Conservation of Energy#
Where does the power go? Every watt sourced by a supply or battery must be accounted for — dissipated as heat, stored in a field, or radiated. When the missing power can’t be found, it’s the accounting that’s off, not the physics.
Power In = Power Out#
In any circuit at steady state, the total power delivered by sources equals the total power consumed by loads. This is just the energy form of KVL applied to the whole circuit.
For a simple DC circuit:
- Power source delivers: P_source = V_source x I
- Power consumed by each element: P = V_drop x I (for series elements) or P = V x I_branch (for parallel elements)
- Sum of all consumed power = source power
If these don’t balance, there’s a path, a drop, or a dissipation that hasn’t been accounted for.
Where Power Goes#
Resistive Dissipation (Heat)#
The most common destination. P = I^2 x R = V^2 / R. Every resistor, every trace, every contact resistance, every wire converts electrical energy to heat. This is usually the bulk of the power budget.
Energy Storage (Capacitors and Inductors)#
Capacitors store energy in electric fields (E = 1/2 CV^2). Inductors store energy in magnetic fields (E = 1/2 LI^2). In steady-state AC, they cycle energy in and out but don’t dissipate (ideally). During transients, they’re absorbing or releasing energy, and that energy has to come from or go somewhere.
Radiation#
At RF frequencies, circuits radiate energy. At low frequencies, radiation is negligible. But it’s always nonzero, and in some contexts (EMC, antenna design) it’s the whole point.
Mechanical Work#
Motors, speakers, actuators — energy leaving the electrical domain to do mechanical work. The power budget must account for mechanical output plus electrical losses.

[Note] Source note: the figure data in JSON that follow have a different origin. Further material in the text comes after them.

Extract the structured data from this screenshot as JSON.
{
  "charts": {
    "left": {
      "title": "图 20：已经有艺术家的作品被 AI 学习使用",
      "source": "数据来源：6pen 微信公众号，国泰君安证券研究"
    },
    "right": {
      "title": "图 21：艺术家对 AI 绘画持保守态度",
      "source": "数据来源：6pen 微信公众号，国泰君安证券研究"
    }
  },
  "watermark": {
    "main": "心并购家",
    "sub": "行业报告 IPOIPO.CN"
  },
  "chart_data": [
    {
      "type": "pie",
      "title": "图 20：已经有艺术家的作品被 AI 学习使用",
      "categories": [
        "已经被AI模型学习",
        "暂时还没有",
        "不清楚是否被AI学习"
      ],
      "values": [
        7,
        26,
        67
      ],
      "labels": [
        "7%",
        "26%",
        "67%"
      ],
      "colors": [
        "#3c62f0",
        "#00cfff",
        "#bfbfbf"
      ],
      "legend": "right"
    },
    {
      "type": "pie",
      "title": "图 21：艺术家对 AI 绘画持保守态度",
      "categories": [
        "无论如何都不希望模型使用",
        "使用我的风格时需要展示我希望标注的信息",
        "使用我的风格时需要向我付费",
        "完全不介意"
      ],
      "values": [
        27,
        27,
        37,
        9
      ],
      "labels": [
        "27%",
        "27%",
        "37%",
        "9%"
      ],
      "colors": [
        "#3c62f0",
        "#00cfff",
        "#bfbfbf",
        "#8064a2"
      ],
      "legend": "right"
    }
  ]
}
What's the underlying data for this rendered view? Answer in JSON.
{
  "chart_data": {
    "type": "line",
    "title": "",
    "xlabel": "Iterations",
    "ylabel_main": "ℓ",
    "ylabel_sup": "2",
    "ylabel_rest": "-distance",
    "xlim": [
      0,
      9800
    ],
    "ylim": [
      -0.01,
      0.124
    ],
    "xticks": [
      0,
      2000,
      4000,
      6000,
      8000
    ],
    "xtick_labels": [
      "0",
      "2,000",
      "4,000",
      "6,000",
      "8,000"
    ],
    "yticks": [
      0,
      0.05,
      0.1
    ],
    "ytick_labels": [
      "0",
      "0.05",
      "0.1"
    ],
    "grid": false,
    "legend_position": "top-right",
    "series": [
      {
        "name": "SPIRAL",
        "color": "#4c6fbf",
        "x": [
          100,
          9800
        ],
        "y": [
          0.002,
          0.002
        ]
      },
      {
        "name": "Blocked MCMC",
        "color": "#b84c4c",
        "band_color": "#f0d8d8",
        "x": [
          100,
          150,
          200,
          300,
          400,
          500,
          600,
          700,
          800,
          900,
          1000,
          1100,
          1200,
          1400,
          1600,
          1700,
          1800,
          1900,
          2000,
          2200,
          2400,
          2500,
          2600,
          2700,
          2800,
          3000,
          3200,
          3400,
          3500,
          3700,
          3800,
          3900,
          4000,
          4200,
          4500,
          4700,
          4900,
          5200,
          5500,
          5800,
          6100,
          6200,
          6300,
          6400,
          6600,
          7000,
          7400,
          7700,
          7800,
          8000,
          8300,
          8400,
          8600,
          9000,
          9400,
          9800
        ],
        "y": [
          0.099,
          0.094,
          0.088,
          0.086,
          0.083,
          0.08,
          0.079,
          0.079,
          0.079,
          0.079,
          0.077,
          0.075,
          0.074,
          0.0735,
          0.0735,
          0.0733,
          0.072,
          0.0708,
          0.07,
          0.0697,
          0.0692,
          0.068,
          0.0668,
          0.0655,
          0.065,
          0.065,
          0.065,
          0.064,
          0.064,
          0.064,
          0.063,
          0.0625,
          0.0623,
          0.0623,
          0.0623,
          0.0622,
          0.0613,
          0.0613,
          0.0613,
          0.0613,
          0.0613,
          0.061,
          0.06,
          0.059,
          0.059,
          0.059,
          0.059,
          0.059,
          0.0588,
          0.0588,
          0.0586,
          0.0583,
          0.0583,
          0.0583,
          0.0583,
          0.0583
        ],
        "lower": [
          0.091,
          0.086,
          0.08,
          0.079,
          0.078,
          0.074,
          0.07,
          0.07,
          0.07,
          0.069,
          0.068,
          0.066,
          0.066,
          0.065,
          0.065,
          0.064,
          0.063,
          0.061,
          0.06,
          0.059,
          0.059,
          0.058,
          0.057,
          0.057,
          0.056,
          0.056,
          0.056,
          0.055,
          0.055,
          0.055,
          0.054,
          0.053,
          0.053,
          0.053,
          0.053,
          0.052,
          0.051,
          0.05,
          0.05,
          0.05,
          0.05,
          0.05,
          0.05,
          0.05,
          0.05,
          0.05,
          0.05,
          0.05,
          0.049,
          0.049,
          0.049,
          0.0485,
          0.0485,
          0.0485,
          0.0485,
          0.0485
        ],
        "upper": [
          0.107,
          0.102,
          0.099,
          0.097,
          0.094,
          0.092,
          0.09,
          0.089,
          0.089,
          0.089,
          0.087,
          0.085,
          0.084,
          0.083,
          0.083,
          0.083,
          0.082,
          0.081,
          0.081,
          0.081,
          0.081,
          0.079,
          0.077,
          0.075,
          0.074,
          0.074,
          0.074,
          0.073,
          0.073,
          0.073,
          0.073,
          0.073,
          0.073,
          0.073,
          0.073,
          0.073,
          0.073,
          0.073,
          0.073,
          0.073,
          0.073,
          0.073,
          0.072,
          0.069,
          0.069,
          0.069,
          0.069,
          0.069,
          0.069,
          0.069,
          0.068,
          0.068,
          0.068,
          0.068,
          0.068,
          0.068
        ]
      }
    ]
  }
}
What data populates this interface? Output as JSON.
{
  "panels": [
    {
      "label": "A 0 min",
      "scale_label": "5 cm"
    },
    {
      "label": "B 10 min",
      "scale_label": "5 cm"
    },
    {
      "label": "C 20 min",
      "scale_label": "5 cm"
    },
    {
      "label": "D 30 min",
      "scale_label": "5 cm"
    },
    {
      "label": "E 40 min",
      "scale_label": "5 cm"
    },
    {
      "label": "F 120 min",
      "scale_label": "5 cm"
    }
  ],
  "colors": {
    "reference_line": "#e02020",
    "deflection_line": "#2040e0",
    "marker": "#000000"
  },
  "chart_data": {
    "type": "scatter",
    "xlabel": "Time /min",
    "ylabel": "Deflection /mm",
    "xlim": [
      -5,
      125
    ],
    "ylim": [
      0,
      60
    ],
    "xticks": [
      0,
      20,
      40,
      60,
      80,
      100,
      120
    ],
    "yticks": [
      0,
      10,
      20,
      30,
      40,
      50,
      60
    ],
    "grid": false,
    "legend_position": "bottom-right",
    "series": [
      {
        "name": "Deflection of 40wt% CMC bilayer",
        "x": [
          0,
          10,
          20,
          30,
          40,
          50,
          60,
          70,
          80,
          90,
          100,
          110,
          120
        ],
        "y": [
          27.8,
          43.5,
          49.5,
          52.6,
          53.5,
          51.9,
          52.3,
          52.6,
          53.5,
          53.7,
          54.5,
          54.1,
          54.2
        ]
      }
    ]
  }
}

Accounting for “Missing” Power#
When something doesn’t add up:
- Trace and wire resistance — Often overlooked. 10 A through a PCB trace with 10 milliohms = 1 W. That matters
- Connector drops — Every connector has contact resistance. At high currents, this dissipates real power
- Snubber and clamp losses — Voltage clamps and snubber networks absorb energy from switching transients. This power appears as heat in the snubber resistor
- Switching losses — In transistors, the transition between on and off states dissipates power. Not captured by the simple on-resistance model
- Leakage currents — Small but nonzero. In high-voltage circuits, leakage through PCB contamination or component insulation can add up
- Ground path resistance — Current flowing through the ground return path drops voltage across ground impedance. That’s real power dissipation that doesn’t show up if the model assumes ground is zero ohms everywhere
Tips#
- Thermal cross-check — temperature rise on a component is proportional to its power dissipation. Measuring the case temperature and comparing against the thermal model validates whether the power budget accounts for all dissipation in that element
- Efficiency calculations — output power / input power. The difference is losses, and each watt of loss should be identifiable
- Battery life estimation — total energy consumed determines runtime. Every milliwatt that can’t be accounted for reduces battery life by a quantifiable amount
- Supply current audit — measuring total supply current and comparing it against the sum of expected branch currents exposes unaccounted paths. The gap between measured and expected current, multiplied by the supply voltage, gives the missing power directly
Caveats#
- Reactive power isn’t “lost” — In AC circuits, capacitors and inductors cause current to flow without doing real work. The power factor tells how much of the apparent power is actually being dissipated. Don’t confuse VA with W
- Transient vs. steady state — During power-up, energy is being stored in caps and inductors. The power balance only works as “source = dissipation” after everything has settled
- Negative resistance isn’t free energy — Tunnel diodes and certain oscillator circuits exhibit negative resistance in a limited region. This doesn’t violate energy conservation — there’s always an external energy source enabling the behavior
In Practice#
A component running hotter than expected indicates higher dissipation than the power model predicts. The excess heat points to a current path, a voltage drop, or a loss mechanism not captured in the schematic — the thermal behavior is the circuit revealing where the model is incomplete.
A supply delivering more current than the load should draw means power is going to an unaccounted path. The extra current times the supply voltage gives the magnitude of the missing dissipation, which narrows the search.
A power budget that doesn’t close — where the sum of individually measured dissipations falls short of total input power — quantifies the gap directly. The difference is the power going to elements or paths not yet included in the accounting.